The depiction of these people’s fates is always moving and powerful, even if the links between the stories do not quite pan out as coherently as you would wish (strange thing that the film received the screenplay award at Cannes, of all things). Jia Zhangke picked bits and pieces from the Chinese microblogging universe, events that every Chinese online citizen not only knows about, but most likely actually participated in, such as the public outrage campaign about the treatment of the spa employee stabbing a public official. He also adds more such items in the background, most notably (and as subtly as American films frequently inserting people watching 9/11 coverage on the tv…) the Wuzhen train crash. It is a statement about the everyday violence encountered in this often cruel society. Not just the rampages and the deaths, but also the social situation that build up to them, with often inhumane family situations and desperation being omnipresent in so many people’s lives.

As always: Jia Zhangke manages to be the narrator of today’s China. He has done it more elegantly before, but it is still a very powerful document and a mostly splendidly acted and beautifully shot piece of film making.


Firstly, it is astonishing to see what other films ran as contenders for the Best Film Academy Award. Compared to “Room”, many trivialities put up on screen pale, and should be actually a bit embarrassed to be on the same list as this. “Room” is a fantastically intense, moving, dramatic and beautiful bit of film making, with outstanding cast. Taking the situation of a kidnapping and captivity as a starting  point and then deciding to not make this an escape thriller, or a torture drama, or a revenge plot is bold and brave, and raises the script above all the rest.

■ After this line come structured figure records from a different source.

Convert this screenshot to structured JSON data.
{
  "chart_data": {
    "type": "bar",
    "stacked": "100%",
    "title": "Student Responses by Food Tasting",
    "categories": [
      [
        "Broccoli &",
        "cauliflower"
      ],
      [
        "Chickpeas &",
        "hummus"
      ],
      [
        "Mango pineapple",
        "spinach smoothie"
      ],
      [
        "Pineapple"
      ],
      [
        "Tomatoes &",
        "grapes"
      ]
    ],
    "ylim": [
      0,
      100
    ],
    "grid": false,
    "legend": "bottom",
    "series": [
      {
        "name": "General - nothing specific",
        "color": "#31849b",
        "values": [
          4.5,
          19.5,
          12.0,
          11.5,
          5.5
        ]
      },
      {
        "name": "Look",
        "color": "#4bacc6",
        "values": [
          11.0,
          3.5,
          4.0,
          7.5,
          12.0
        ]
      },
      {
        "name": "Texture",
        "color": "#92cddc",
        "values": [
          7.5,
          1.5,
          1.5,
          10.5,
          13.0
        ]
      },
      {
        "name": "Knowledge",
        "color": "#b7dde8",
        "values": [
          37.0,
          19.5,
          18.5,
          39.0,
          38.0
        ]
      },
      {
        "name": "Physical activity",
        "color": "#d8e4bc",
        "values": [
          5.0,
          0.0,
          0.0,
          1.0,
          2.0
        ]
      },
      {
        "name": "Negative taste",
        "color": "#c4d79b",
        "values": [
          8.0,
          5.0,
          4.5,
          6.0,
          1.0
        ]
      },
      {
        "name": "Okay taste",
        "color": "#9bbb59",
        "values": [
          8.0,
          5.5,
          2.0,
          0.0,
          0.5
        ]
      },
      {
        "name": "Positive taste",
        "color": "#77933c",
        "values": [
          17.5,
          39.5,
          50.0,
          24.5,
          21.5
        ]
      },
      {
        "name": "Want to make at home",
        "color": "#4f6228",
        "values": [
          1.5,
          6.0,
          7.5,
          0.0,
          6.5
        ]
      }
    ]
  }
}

The film is about two lives with very different starting points, and how these two people deal with an abrupt change. There is the mother, who had a live before Room, who knew what she lost and has an expectation on what’s to be gained if a way out can be found. And there is the boy, who has never seen anything but the four walls and the ceiling of Room, and whose primary expectation about getting out is one of fear of loss. He is more right than his mother, maybe, because live outside is more complicated, especially when exposed to the expectations of the family and the public. The media is without mercy in driving home the most painful points, and the mother, after years in captivity, is not flexible enough in her thinking to counter the assaults. There are several scenes where the initially introduced perfect mother figure crumbles and finally collapses, where the danger of telling a fairy tale is quickly done away with and authentic humanity and fallibility shows its face. The mother struggles to attach herself to other things or persons but her son, and also struggles with explaining her emotions and rationale during captivity. She collapses when during an interview the question comes up whether the thought might not have crossed her mind to find a way for her son to get out, with her staying behind. Having observed those two people’s lives, this suggestion is so outrageously cruel that words fail.

Watching “Room” may be a harrowing experience, but what a beautiful and, yes, uplifting one, too!